View Full Version : New Cron Jobs update: logging added
Vincent Wright
08-09-2006, 11:06 AM
Greetings all cron jobs beta testers,
I have added logging facility to the new package so that if you have some errors or think that cron jobs are not working for you I can inspect your log files and detect errors.
I have sent the updated package to the following members:
sdawkings
safatweb
snerd
BryanEx
mariancon
zamollxis
naplesdave
redeye
djbaxter
lsb
gb
billybh
taffmartin
In case I missed somebody let me know.
P.S.
As you might have noticed we have created a separate sub-forum dedicated entirely to cron jobs. So, please create a new thread each time you encounter an unknown problem or have a specific question. As I see now the initial "New Cron Jobs" thread has now stretched into 10 pages and sometimes it's hard to track who needs what and I just overlook some issues, etc.
snerd
08-10-2006, 09:59 AM
Just a note to let you know that the new cron is installed and working okay. The logging is working good too. I'm only using the broken links cron though, so I can't tell you anything about the recip checker.
I'm ready for the pagerank updater cron whenever you get to it. :lol:
Vincent Wright
08-14-2006, 04:54 AM
Glad to hear that the updated cron is working ok too. Hope someone will report on Recip cron performance.
As for PageRank: this seems to be a real pain in the a**. The initial problem is that on some servers PHP calculates checksum incorrectly (php bug) and thus the script fails to fetch PR value. I'm now trying Perl solution as Perl doesn't seem to have this checksum problem, but requires CGI setup.
Mark Brookes
08-14-2006, 06:53 PM
Hi Vincent:
as requested ... :)
Tests of Reciprocal.php
run from browser - set to check 10 links
* No output to browser screen to indicate any progress
* study of reciprocal.txt indicates testing occurred
run using cron settings for hourly
* email received - nil content to indicate success or problems
* study of reciprocal.txt indicates testing occurred
attached = reciprocal.txt - incl. email content
Vincent Wright
08-15-2006, 04:34 AM
Hmm... I've just looked through reciprocal log file.

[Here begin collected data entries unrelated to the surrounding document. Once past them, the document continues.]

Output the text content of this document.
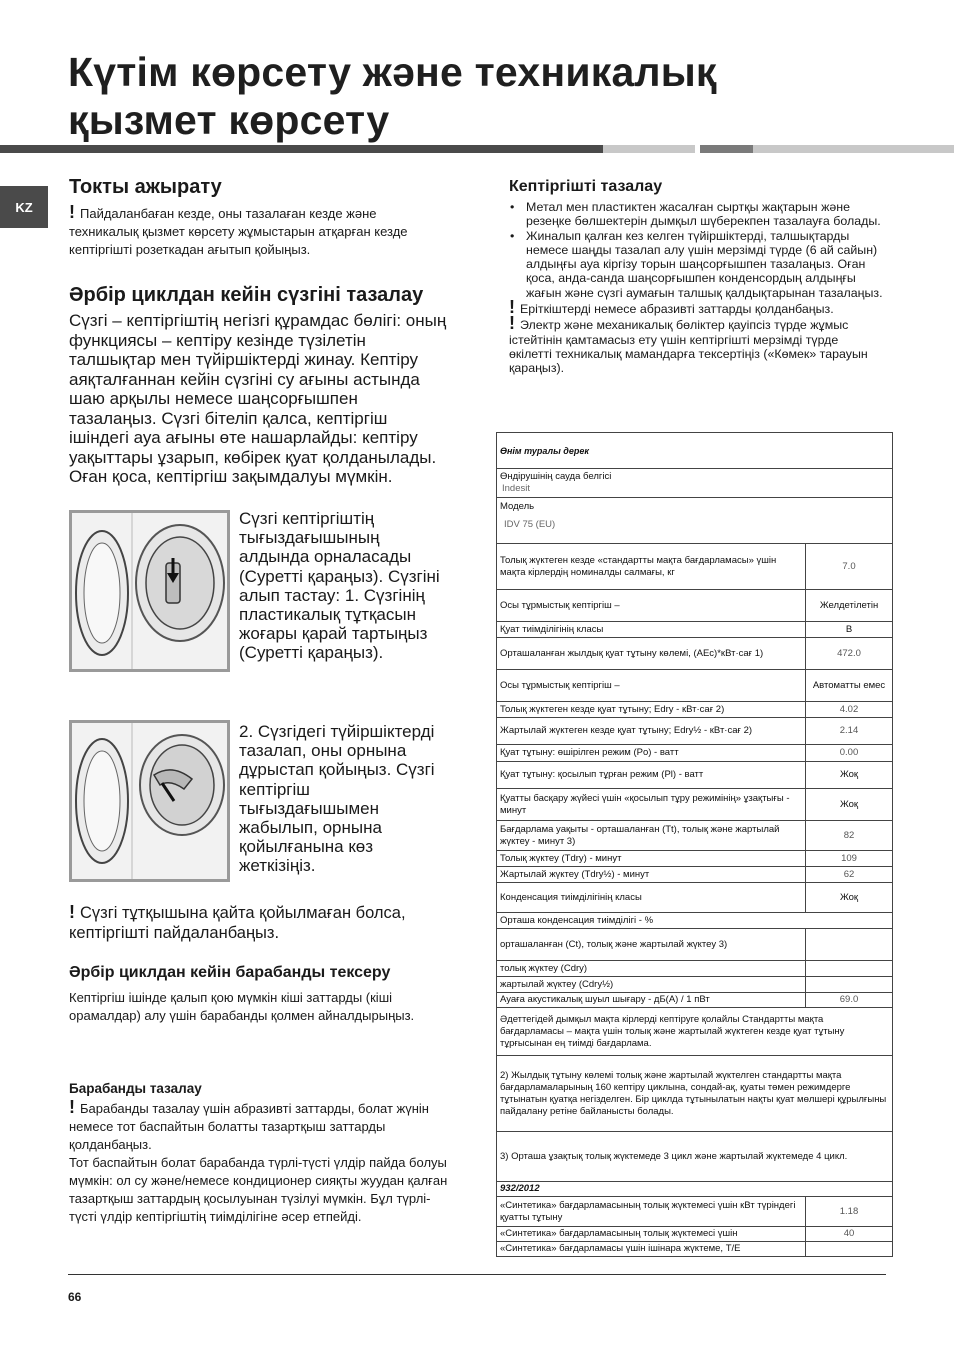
Күтім көрсету және техникалық
қызмет көрсету
KZ
Токты ажырату
! Пайдаланбаған кезде, оны тазалаған кезде және техникалық қызмет көрсету жұмыстарын атқарған кезде кептіргішті розеткадан ағытып қойыңыз.
Әрбір циклдан кейін сүзгіні тазалау
Сүзгі – кептіргіштің негізгі құрамдас бөлігі: оның функциясы – кептіру кезінде түзілетін талшықтар мен түйіршіктерді жинау. Кептіру аяқталғаннан кейін сүзгіні су ағыны астында шаю арқылы немесе шаңсорғышпен тазалаңыз. Сүзгі бітеліп қалса, кептіргіш ішіндегі ауа ағыны өте нашарлайды: кептіру уақыттары ұзарып, көбірек қуат қолданылады. Оған қоса, кептіргіш зақымдалуы мүмкін.
Сүзгі кептіргіштің тығыздағышының алдында орналасады (Суретті қараңыз). Сүзгіні алып тастау: 1. Сүзгінің пластикалық тұтқасын жоғары қарай тартыңыз (Суретті қараңыз).
2. Сүзгідегі түйіршіктерді тазалап, оны орнына дұрыстап қойыңыз. Сүзгі кептіргіш тығыздағышымен жабылып, орнына қойылғанына көз жеткізіңіз.
! Сүзгі тұтқышына қайта қойылмаған болса, кептіргішті пайдаланбаңыз.
Әрбір циклдан кейін барабанды тексеру
Кептіргіш ішінде қалып қою мүмкін кіші заттарды (кіші орамалдар) алу үшін барабанды қолмен айналдырыңыз.
Барабанды тазалау
! Барабанды тазалау үшін абразивті заттарды, болат жүнін немесе тот баспайтын болатты тазартқыш заттарды қолданбаңыз.
Тот баспайтын болат барабанда түрлі-түсті үлдір пайда болуы мүмкін: ол су және/немесе кондиционер сияқты жуудан қалған тазартқыш заттардың қосылуынан түзілуі мүмкін. Бұл түрлі-түсті үлдір кептіргіштің тиімділігіне әсер етпейді.
Кептіргішті тазалау
• Метал мен пластиктен жасалған сыртқы жақтарын және резеңке бөлшектерін дымқыл шүберекпен тазалауға болады.
• Жиналып қалған кез келген түйіршіктерді, талшықтарды немесе шаңды тазалап алу үшін мерзімді түрде (6 ай сайын) алдыңғы ауа кіргізу торын шаңсорғышпен тазалаңыз. Оған қоса, анда-санда шаңсорғышпен конденсордың алдыңғы жағын және сүзгі аумағын талшық қалдықтарынан тазалаңыз.
! Еріткіштерді немесе абразивті заттарды қолданбаңыз.
! Электр және механикалық бөліктер қауіпсіз түрде жұмыс істейтінін қамтамасыз ету үшін кептіргішті мерзімді түрде өкілетті техникалық мамандарға тексертіңіз («Көмек» тарауын қараңыз).
Өнім туралы дерек	

Өндірушінің сауда белгісі
Indesit	

Модель
IDV 75 (EU)	

Толық жүктеген кезде «стандартты мақта бағдарламасы» үшін мақта кірлердің номиналды салмағы, кг	7.0
Осы тұрмыстық кептіргіш –	Желдетілетін
Қуат тиімділігінің класы	B
Орташаланған жылдық қуат тұтыну көлемі, (AEc)*кВт·сағ 1)	472.0
Осы тұрмыстық кептіргіш –	Автоматты емес
Толық жүктеген кезде қуат тұтыну; Edry - кВт·сағ 2)	4.02
Жартылай жүктеген кезде қуат тұтыну; Edry½ - кВт·сағ 2)	2.14
Қуат тұтыну: өшірілген режим (Po) - ватт	0.00
Қуат тұтыну: қосылып тұрған режим (Pl) - ватт	Жоқ
Қуатты басқару жүйесі үшін «қосылып тұру режимінің» ұзақтығы - минут	Жоқ
Бағдарлама уақыты - орташаланған (Tt), толық және жартылай жүктеу - минут 3)	82
Толық жүктеу (Tdry) - минут	109
Жартылай жүктеу (Tdry½) - минут	62
Конденсация тиімділігінің класы	Жоқ
Орташа конденсация тиімділігі - %	
орташаланған (Ct), толық және жартылай жүктеу 3)	
толық жүктеу (Cdry)	
жартылай жүктеу (Cdry½)	
Ауаға акустикалық шуыл шығару - дБ(A) / 1 пВт	69.0
Әдеттегідей дымқыл мақта кірлерді кептіруге қолайлы Стандартты мақта бағдарламасы – мақта үшін толық және жартылай жүктеген кезде қуат тұтыну тұрғысынан ең тиімді бағдарлама.	
2) Жылдық тұтыну көлемі толық және жартылай жүктелген стандартты мақта бағдарламаларының 160 кептіру циклына, сондай-ақ, қуаты төмен режимдерге тұтынатын қуатқа негізделген. Бір циклда тұтынылатын нақты қуат мөлшері құрылғыны пайдалану ретіне байланысты болады.	
3) Орташа ұзақтық толық жүктемеде 3 цикл және жартылай жүктемеде 4 цикл.	
932/2012	
«Синтетика» бағдарламасының толық жүктемесі үшін кВт түріндегі қуатты тұтыну	1.18
«Синтетика» бағдарламасының толық жүктемесі үшін	40
«Синтетика» бағдарламасы үшін ішінара жүктеме, Т/Е	
66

It says it has not found a single reciprocal link. Is that true? If it's not, could you give me just a couple of URLs (mentioned in the log file) that you are sure have valid reciprocal links?
Thanks.
Mark Brookes
08-15-2006, 08:41 AM
Hi Vincent
The cron has been running hourly overnight - :yahoo: [success]
The reciprocal.txt shows that by 1.am checks reset to 0 each hour :yahoo: [success] - I've seen your post about ending checks after one full check, till the next period starts.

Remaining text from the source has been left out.